DENVER – Facing a feed cost increase of 12% in the coming year, livestock producers will likely be profit challenged in 2021, coming off a year when average margins in the poultry, pork and beef sectors were negative due to supply-demand shifts created by the coronavirus (COVID-19) pandemic.
The 12% increase for feed costs would represent the biggest year-over-year jump since 2011, as futures for corn and soybean meal top $4 per bushel and $350 per ton, respectively. Demand for more US feed from China is the main driver behind the historic price increase, according to a new report from CoBank.
China’s demand comes as the country works to rebuild its domestic hog herd after it was decimated by an outbreak of African swine fever (ASF) over the past two years. After losing more than 50% of its domestic hog supply since 2018, it became the biggest importer of beef and pork in the world and is now positioned to re-establish its domestic supply.
One result of the effort means China will triple its imports of corn in the coming year, according to the US Department of Agriculture, with the lion’s share coming from the United States. As it rebuilds its herd, China’s imports of protein are forecast to decrease by 3% next year. CoBank expects imports numbers to decline more in the coming years.
While livestock producers have enjoyed advantageous feed costs that steadily declined each year for most of the past decade, the pandemic turned the tables on supply and demand. Margins have gradually recovered, but more challenges are expected ahead, according to Will Sawyer, lead animal protein economist with CoBank.
“Most producers lost money during the year, but that’s been in the midst of some of the most extreme volatility in global food demand anyone has ever seen,” Sawyer said. “Industry margins are far better today than they were in the spring, but there will be tighter windows of opportunity for the livestock and poultry sectors to profit in 2021.”

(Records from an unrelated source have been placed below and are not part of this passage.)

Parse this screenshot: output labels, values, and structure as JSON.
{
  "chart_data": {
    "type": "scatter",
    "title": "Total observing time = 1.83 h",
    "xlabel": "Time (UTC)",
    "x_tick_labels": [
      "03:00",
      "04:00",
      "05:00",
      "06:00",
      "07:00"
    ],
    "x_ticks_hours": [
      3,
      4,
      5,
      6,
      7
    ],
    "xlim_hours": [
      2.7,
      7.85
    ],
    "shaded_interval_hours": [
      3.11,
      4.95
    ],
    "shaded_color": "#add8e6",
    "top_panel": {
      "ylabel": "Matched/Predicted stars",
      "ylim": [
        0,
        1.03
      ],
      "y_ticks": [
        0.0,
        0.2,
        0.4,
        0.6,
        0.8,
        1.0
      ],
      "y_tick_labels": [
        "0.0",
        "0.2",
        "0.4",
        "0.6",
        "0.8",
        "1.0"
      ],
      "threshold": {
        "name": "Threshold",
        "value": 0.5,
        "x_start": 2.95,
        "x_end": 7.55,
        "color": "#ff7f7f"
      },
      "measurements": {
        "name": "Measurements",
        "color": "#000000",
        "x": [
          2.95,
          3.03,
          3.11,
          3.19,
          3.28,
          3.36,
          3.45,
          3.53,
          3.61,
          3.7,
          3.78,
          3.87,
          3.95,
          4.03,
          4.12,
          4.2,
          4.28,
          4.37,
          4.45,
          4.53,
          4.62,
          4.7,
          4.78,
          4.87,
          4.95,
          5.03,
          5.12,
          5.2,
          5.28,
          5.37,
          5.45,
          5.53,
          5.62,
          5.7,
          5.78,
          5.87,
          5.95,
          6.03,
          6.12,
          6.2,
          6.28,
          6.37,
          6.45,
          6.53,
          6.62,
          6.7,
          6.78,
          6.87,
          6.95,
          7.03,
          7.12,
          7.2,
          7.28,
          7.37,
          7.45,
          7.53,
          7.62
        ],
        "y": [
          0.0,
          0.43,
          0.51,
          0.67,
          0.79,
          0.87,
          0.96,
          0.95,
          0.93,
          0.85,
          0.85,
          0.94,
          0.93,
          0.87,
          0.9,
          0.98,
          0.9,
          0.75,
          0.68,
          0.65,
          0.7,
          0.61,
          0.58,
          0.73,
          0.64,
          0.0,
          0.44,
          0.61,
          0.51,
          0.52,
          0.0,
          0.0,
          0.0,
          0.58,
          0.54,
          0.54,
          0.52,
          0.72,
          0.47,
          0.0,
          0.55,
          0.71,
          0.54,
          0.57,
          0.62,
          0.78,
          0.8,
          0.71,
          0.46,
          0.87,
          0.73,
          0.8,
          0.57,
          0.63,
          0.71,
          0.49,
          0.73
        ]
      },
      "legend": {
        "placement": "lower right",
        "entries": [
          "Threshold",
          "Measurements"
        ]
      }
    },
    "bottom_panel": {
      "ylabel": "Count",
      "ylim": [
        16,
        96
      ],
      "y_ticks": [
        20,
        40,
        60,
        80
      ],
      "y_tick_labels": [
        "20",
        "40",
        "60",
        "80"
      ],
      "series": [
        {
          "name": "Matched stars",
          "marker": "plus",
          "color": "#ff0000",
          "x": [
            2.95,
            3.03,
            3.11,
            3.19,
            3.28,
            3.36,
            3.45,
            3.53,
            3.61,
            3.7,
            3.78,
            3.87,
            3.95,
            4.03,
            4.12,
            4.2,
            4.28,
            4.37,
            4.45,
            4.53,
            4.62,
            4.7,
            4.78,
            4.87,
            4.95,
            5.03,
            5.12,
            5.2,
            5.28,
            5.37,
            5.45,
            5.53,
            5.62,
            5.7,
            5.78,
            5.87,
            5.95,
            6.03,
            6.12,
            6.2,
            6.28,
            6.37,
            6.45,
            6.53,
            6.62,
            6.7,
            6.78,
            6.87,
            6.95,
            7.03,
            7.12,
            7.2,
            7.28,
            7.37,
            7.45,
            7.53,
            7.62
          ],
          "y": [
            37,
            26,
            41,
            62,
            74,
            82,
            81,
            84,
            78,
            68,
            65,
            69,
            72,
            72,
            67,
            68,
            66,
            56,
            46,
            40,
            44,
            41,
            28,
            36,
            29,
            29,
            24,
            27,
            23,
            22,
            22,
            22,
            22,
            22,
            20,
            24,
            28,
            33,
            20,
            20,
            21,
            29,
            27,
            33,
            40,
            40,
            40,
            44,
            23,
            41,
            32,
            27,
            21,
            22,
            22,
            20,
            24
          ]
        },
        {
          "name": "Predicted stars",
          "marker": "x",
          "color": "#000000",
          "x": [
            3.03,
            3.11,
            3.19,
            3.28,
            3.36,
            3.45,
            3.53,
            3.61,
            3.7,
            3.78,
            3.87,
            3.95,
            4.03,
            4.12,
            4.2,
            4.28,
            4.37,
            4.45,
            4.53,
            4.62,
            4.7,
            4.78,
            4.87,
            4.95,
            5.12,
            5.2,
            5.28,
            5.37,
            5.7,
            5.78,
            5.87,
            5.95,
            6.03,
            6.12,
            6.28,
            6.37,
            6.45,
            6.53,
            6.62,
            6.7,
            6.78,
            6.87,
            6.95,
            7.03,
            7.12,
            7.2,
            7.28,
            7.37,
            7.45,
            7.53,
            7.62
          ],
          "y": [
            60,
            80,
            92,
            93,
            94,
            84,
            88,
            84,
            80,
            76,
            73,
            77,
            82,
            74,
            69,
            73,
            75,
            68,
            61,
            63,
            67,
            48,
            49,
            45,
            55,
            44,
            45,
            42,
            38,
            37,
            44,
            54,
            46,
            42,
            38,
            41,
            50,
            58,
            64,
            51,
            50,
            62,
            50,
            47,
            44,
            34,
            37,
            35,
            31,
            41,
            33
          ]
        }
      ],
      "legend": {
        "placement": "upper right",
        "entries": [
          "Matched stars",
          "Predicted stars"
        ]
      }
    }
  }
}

Those windows will be influenced by feed cost inflation that is expected to increase by 14% for hog producers; 13% for cattle producers and 11% for the chicken segment. But Sawyer pointed out the bright spots for the coming year as evolving market conditions may result in improved margins for producers.
“While animal protein and poultry producers face a higher cost structure in 2021, margin opportunity will increasingly come from revenue rather than cost,” Sawyer said. “And fortunately, there are positive signs that producers and processors may benefit from higher beef, pork, and poultry prices to cushion higher feed costs.”
The report highlighted some of the progress being made toward normalization in the market, including investments in 2020 of approximately $2.5 billion by US processors to protect workers and reduce the threat of additional plant shutdowns. The ensuing distribution and administration of COVID-19 vaccines across the world is another positive step toward normalization of foodservice and retail buying patterns.
According to CoBank, “The financial impact of COVID-19 looks to be far less in the coming year than what the industry has endured in 2020.”